Animate3D: Animating Any 3D Model with Multi-view Video Diffusion

Authors: Yanqin Jiang, Chaohui Yu, Chenjie Cao, Fan Wang, Weiming Hu, Jin Gao

NeurIPS 2024 | Conference PDF | Archive PDF | Plain Text | LLM Run Details

Reproducibility Variable Result LLM Response
Research Type Experimental Qualitative and quantitative experiments demonstrate that Animate3D significantly outperforms previous approaches.
Researcher Affiliation Collaboration Yanqin Jiang1,2 Chaohui Yu3,4 Chenjie Cao3,4 Fan Wang3,4 Weiming Hu1,2,5 Jin Gao1,2 1State Key Laboratory of Multimodal Artificial Intelligence Systems (MAIS), CASIA 2School of Artificial Intelligence, University of Chinese Academy of Sciences 3DAMO Academy, Alibaba Group 4Hupan Lab 5School of Information Science and Technology, Shanghai Tech University
Pseudocode No The paper does not contain any pseudocode or algorithm blocks.
Open Source Code Yes Data, code, and models are open-released.
Open Datasets Yes To train our MV-VDM, we build a large-scale multi-view video dataset, MV-Video. ... We will release this dataset to further advance the field of 4D generative research.
Dataset Splits Yes Following the evaluation setting of VBench [23], we use four different random seeds for each object and report the average results.
Hardware Specification Yes It costs 3 days to train our MV-VDM on 32 80G A800 GPUs, and the optimization for 4D generation takes around 30 minutes on a single A800 GPU per object.
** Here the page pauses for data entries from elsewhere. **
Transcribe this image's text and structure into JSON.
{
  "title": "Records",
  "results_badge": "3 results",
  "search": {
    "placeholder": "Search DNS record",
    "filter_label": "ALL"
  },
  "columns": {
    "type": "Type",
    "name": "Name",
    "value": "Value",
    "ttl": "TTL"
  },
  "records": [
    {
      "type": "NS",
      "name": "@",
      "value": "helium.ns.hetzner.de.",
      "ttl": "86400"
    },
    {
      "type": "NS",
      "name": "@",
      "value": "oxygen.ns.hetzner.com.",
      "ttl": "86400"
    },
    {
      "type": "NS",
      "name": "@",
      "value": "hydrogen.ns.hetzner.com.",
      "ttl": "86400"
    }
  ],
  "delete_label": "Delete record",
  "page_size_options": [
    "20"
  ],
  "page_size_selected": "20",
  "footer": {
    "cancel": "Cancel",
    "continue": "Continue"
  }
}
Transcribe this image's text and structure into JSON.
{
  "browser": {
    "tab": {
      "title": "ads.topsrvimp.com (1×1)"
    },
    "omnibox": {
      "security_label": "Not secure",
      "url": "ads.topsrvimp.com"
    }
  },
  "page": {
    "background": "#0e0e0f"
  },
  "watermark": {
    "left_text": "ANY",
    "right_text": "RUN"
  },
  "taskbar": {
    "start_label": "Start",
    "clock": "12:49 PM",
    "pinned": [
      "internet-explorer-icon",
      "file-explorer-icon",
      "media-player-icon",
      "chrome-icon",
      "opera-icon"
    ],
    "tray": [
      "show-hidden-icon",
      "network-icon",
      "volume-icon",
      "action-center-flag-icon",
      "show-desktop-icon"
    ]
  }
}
Software Dependencies No The paper mentions optimizer (Adawm) and a method (freeinit), but does not provide specific version numbers for general software dependencies like programming languages or deep learning frameworks.
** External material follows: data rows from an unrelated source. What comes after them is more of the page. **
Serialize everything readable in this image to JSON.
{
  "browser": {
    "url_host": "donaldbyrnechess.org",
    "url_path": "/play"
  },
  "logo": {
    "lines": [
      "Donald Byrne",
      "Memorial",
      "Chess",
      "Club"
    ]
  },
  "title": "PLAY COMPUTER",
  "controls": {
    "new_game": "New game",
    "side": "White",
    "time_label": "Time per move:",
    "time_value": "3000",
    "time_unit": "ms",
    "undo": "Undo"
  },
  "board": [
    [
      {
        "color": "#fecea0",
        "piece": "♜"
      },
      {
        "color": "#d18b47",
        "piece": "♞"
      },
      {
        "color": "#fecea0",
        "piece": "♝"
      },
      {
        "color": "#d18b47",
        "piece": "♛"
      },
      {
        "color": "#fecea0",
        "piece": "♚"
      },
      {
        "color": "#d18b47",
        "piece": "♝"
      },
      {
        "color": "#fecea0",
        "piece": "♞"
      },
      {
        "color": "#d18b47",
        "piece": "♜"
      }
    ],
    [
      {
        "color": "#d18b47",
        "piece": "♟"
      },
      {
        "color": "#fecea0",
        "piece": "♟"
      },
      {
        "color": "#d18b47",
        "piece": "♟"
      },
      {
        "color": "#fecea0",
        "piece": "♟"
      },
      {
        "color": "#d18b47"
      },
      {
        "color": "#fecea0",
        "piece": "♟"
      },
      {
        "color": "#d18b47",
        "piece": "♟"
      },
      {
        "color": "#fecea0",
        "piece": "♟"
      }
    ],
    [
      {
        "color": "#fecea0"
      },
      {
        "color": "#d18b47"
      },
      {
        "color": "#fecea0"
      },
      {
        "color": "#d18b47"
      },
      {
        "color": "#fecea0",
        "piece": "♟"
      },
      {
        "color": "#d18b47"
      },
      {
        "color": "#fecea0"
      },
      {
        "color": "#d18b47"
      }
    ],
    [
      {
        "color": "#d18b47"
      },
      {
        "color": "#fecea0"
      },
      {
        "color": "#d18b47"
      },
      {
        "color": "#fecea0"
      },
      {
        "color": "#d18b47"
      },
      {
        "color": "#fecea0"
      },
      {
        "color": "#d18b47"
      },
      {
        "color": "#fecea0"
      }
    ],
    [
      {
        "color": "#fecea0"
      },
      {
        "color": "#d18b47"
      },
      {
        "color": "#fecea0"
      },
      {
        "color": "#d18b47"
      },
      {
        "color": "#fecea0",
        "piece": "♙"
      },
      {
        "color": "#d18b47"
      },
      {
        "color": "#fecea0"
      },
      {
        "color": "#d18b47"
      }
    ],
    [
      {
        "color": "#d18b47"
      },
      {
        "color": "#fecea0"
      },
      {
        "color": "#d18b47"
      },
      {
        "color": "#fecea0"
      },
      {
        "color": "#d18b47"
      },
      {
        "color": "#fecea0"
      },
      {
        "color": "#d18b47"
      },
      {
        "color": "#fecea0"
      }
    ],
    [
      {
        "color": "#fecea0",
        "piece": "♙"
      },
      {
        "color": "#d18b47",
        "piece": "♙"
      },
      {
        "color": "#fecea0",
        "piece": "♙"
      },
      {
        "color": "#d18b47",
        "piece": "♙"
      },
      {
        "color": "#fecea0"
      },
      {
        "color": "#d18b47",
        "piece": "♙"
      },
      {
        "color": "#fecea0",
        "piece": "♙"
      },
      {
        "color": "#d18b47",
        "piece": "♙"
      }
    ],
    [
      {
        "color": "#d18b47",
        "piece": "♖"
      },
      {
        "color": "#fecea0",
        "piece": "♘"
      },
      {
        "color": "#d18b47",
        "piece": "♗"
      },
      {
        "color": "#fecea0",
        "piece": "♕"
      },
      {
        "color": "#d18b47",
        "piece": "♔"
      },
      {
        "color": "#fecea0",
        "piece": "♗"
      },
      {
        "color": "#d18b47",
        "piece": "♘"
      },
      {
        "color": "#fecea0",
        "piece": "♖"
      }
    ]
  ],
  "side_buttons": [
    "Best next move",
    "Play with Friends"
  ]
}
Experiment Setup Yes We use the Adawm optimizer with a learning rate of 4e 4 and a weight decay 0.01, and train the model for 20 epochs with a batch size of 2048. ... Learning rate is 0.0015 initially and decreases linearly to 0.0005 at the end of reconstruction stage. λ1, λ2 and λ3 in Eq. 11 are set to 10.0, 0.01 and 0.5 , respectively.